Who doesn’t love a good Ted Talk?
I am an avid consumer of these 10-20 minute nuggets of wisdom and cool facts I never knew existed.
On the topic of habits, Ted has a wonderfully diverse library of content. You’ll question previously held beliefs and re-evaluate what is possible for your own life in terms of changes you are trying to make.
And it’s free?!
Sometimes the internet isn’t all bad. (Sometimes.)
1. Forget Big Change, Start With A Tiny Habit by BJ Fogg
BJ Fogg is social scientist at Stanford University who has spent years studying habits. He’s the author of the book “Tiny Habits: The Small Changes That Change Everything.”
In this Ted Talk he discusses the science behind how we form (and keep) new habits, but taking it one, tiny step at a time. His research inspired the name for this blog and I know you’ll get a lot of value out of watching this 18 minute clip.
2. A Simple Way To Break A Bad Habit by Judson Brewer
Judson Brewer is a psychologist who specializes in addiction. In this Ted Talk, he talks about how mindfulness can help break bad habits like smoking and overeating. He argues that by focusing on the habit itself, you can start to undo some of its power and work on stopping.
Why, you might ask?
Because so many of our really bad habits are escape tactics – ways we check out of whatever moment feels bad, stressful, boring, or upsetting to us. By using mindfulness to examine our habits we get a better sense of how the habit actually makes us feel (not great) which steals a bit of its magic.
This is a different approach from Fogg’s because it deals specifically with those bad habits that become addictions. If you struggle with quitting cigarettes, overeating, or some other bad habit, I hope you find his talk applicable.

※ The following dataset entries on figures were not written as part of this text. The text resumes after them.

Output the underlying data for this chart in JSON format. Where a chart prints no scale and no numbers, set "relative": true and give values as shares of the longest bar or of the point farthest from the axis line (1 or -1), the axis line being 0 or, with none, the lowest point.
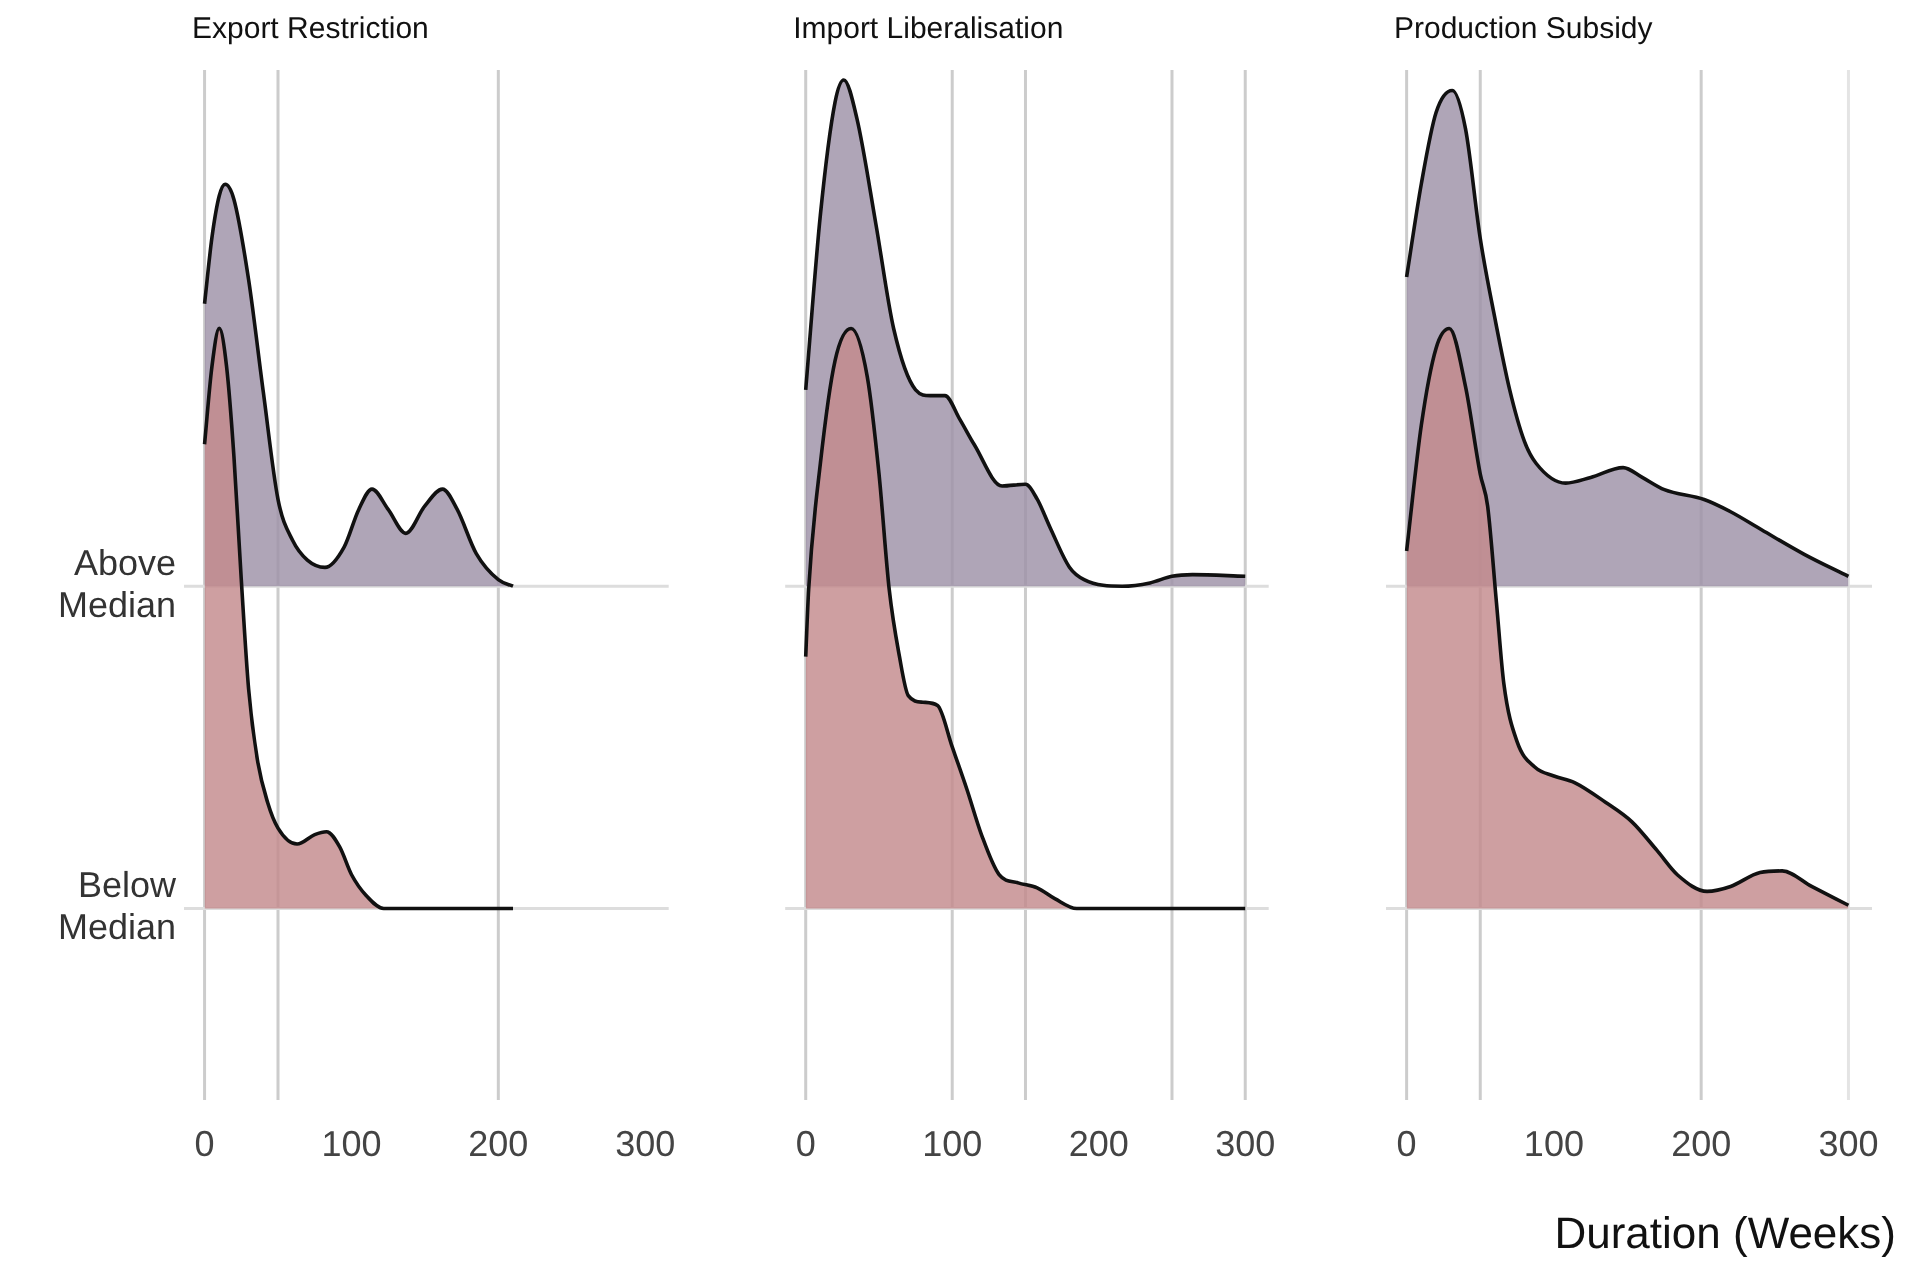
{
  "chart_data": [
    {
      "type": "area",
      "title": "Export Restriction",
      "relative": true,
      "xlim": [
        -14,
        316
      ],
      "xticks": [
        0,
        100,
        200,
        300
      ],
      "grid": false,
      "legend": false,
      "ref_lines": [
        {
          "axis": "x",
          "value": 0,
          "color": "#cccccc"
        },
        {
          "axis": "x",
          "value": 50,
          "color": "#cccccc"
        },
        {
          "axis": "x",
          "value": 200,
          "color": "#cccccc"
        },
        {
          "axis": "y",
          "value": 0.445,
          "color": "#dddddd"
        }
      ],
      "series": [
        {
          "name": "Above Median",
          "color": "#9e91a7",
          "x": [
            0,
            5,
            10,
            14,
            20,
            30,
            40,
            50,
            60,
            70,
            82,
            95,
            105,
            114,
            125,
            137,
            150,
            162,
            172,
            185,
            200,
            210
          ],
          "values": [
            0.835,
            0.926,
            0.984,
            1,
            0.979,
            0.868,
            0.713,
            0.565,
            0.508,
            0.481,
            0.471,
            0.499,
            0.551,
            0.579,
            0.551,
            0.518,
            0.556,
            0.579,
            0.551,
            0.49,
            0.454,
            0.445
          ]
        },
        {
          "name": "Below Median",
          "color": "#c38a8c",
          "x": [
            0,
            5,
            10,
            15,
            20,
            25,
            30,
            36,
            43,
            50,
            63,
            75,
            83,
            92,
            100,
            110,
            122,
            150,
            210
          ],
          "values": [
            0.641,
            0.748,
            0.801,
            0.748,
            0.624,
            0.454,
            0.303,
            0.205,
            0.146,
            0.111,
            0.089,
            0.102,
            0.106,
            0.085,
            0.047,
            0.018,
            0,
            0,
            0
          ]
        }
      ]
    },
    {
      "type": "area",
      "title": "Import Liberalisation",
      "relative": true,
      "xlim": [
        -14,
        316
      ],
      "xticks": [
        0,
        100,
        200,
        300
      ],
      "grid": false,
      "legend": false,
      "ref_lines": [
        {
          "axis": "x",
          "value": 0,
          "color": "#cccccc"
        },
        {
          "axis": "x",
          "value": 100,
          "color": "#cccccc"
        },
        {
          "axis": "x",
          "value": 150,
          "color": "#cccccc"
        },
        {
          "axis": "x",
          "value": 250,
          "color": "#cccccc"
        },
        {
          "axis": "x",
          "value": 300,
          "color": "#cccccc"
        },
        {
          "axis": "y",
          "value": 0.389,
          "color": "#dddddd"
        }
      ],
      "series": [
        {
          "color": "#9e91a7",
          "x": [
            0,
            10,
            20,
            26,
            35,
            48,
            60,
            75,
            85,
            95,
            105,
            115,
            134,
            150,
            158,
            167,
            180,
            190,
            216,
            235,
            250,
            264,
            300
          ],
          "values": [
            0.626,
            0.837,
            0.973,
            1.0,
            0.953,
            0.825,
            0.7,
            0.626,
            0.619,
            0.619,
            0.591,
            0.56,
            0.51,
            0.512,
            0.494,
            0.459,
            0.412,
            0.397,
            0.389,
            0.393,
            0.401,
            0.403,
            0.401
          ]
        },
        {
          "color": "#c38a8c",
          "x": [
            0,
            2,
            10,
            20,
            31,
            42,
            50,
            57,
            64,
            70,
            80,
            90,
            100,
            110,
            120,
            132,
            145,
            158,
            170,
            185,
            300
          ],
          "values": [
            0.304,
            0.385,
            0.537,
            0.661,
            0.7,
            0.642,
            0.525,
            0.385,
            0.304,
            0.257,
            0.249,
            0.245,
            0.195,
            0.144,
            0.089,
            0.041,
            0.031,
            0.025,
            0.012,
            0,
            0
          ]
        }
      ]
    },
    {
      "type": "area",
      "title": "Production Subsidy",
      "xlabel": "Duration (Weeks)",
      "relative": true,
      "xlim": [
        -14,
        316
      ],
      "xticks": [
        0,
        100,
        200,
        300
      ],
      "grid": false,
      "legend": false,
      "ref_lines": [
        {
          "axis": "x",
          "value": 0,
          "color": "#cccccc"
        },
        {
          "axis": "x",
          "value": 50,
          "color": "#cccccc"
        },
        {
          "axis": "x",
          "value": 200,
          "color": "#cccccc"
        },
        {
          "axis": "x",
          "value": 300,
          "color": "#e4e4e4"
        },
        {
          "axis": "y",
          "value": 0.394,
          "color": "#dddddd"
        }
      ],
      "series": [
        {
          "color": "#9e91a7",
          "x": [
            0,
            10,
            20,
            31,
            40,
            50,
            60,
            70,
            80,
            88,
            108,
            125,
            147,
            160,
            175,
            202,
            220,
            241,
            270,
            300
          ],
          "values": [
            0.772,
            0.886,
            0.973,
            1,
            0.953,
            0.819,
            0.721,
            0.634,
            0.571,
            0.544,
            0.52,
            0.527,
            0.539,
            0.527,
            0.512,
            0.5,
            0.485,
            0.463,
            0.433,
            0.406
          ]
        },
        {
          "color": "#c38a8c",
          "x": [
            0,
            10,
            20,
            29,
            40,
            50,
            55,
            61,
            66,
            75,
            87,
            100,
            114,
            135,
            153,
            170,
            184,
            204,
            220,
            240,
            255,
            275,
            300
          ],
          "values": [
            0.437,
            0.591,
            0.685,
            0.709,
            0.638,
            0.531,
            0.492,
            0.374,
            0.275,
            0.204,
            0.173,
            0.162,
            0.154,
            0.13,
            0.106,
            0.071,
            0.041,
            0.021,
            0.027,
            0.044,
            0.046,
            0.027,
            0.004
          ]
        }
      ]
    }
  ]
}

3. The Science of Habits by Marco Badwal.
This Ted Talk focuses a lot of the science of habits, how they play a role in our life, and the chemical process in the brain that reinforces them. It’s a truly fascinating subject matter if you haven’t read or listened to anything about the science of habits so far.
You’ll find a lot of the information presented here in Charles Duhigg’s book “The Power of Habits,” a book I highly recommend to anyone who wants to use habits to make monumental (yet slow) change in their life.
Badwal then goes on to explain how he’s applied these theories to his own life by replacing his bad habits and implementing new, healthier ones. It’s a great talk and useful if you’re looking for examples of real-world applications of some of these concepts.
4. Nothing to Regret – small bad habits cause lifelong regrets by Iman Aghay
This Ted Talk approaches habits from a slightly different angle. How do our bad habits accumulate over the course of a lifetime? And what role do these compounding habits play in regret?
He opens his talk by stating that 9 out of 10 people regret something big in their lives. I know I’m certainly among that 90%. Chances are you are nodding your head right now thinking, “yah me too.”
What I find so useful about this talk is how he makes the audience really consider these small, daily habits that maybe don’t seem that bad at the time and lays out for us just how they all add up to longterm regret.
Whether it’s wasting hours of our life watching TV, scrolling social media, or buying a bunch of stuff we don’t need, Aghay paints a picture of how we lose so much of our lives to these bad habits. In fact, when I think about periods of my life that I wasted to various bad habits, I always cringe a bit.
Most of us are guilty of this at some level.
Aghay walks the audience through a powerful thought exercise to help them identify the source of current or future regrets and how to intervene now, eliminate those bad habits, and live a regret-free life.
5. The Habits of Happiness by Matthieu Ricard
Matthieu Ricard, the happiest man in the world, is a Buddhist monk, photographer, and author. This is the oldest Ted Talk in the line up but it is evergreen.
In this warm and refreshingly funny talk, Ricard discusses the idea of happiness, how it differs among different people and cultures, and what we can do to train our mind to be more receptive it. Much of his approach is rooted in Buddhist philosophy, but even if you’re not big on Buddhism, you’ll still get a lot of value.
I swear, just watching this video makes me feel calm and at peace. Ricard has a beautifully calming presence. I enjoy listening him to speak and I think you will as well.
Start small, but start now.
I hope at least one of these Talks has been helpful in your habits journey and that you’ve found something you can start applying in your own life.
You don’t have to do it all at once! (In fact, don’t do that.)
But pick one powerful, tiny thing you can work on today. Commit to it. Then see the ripple effects throughout your life.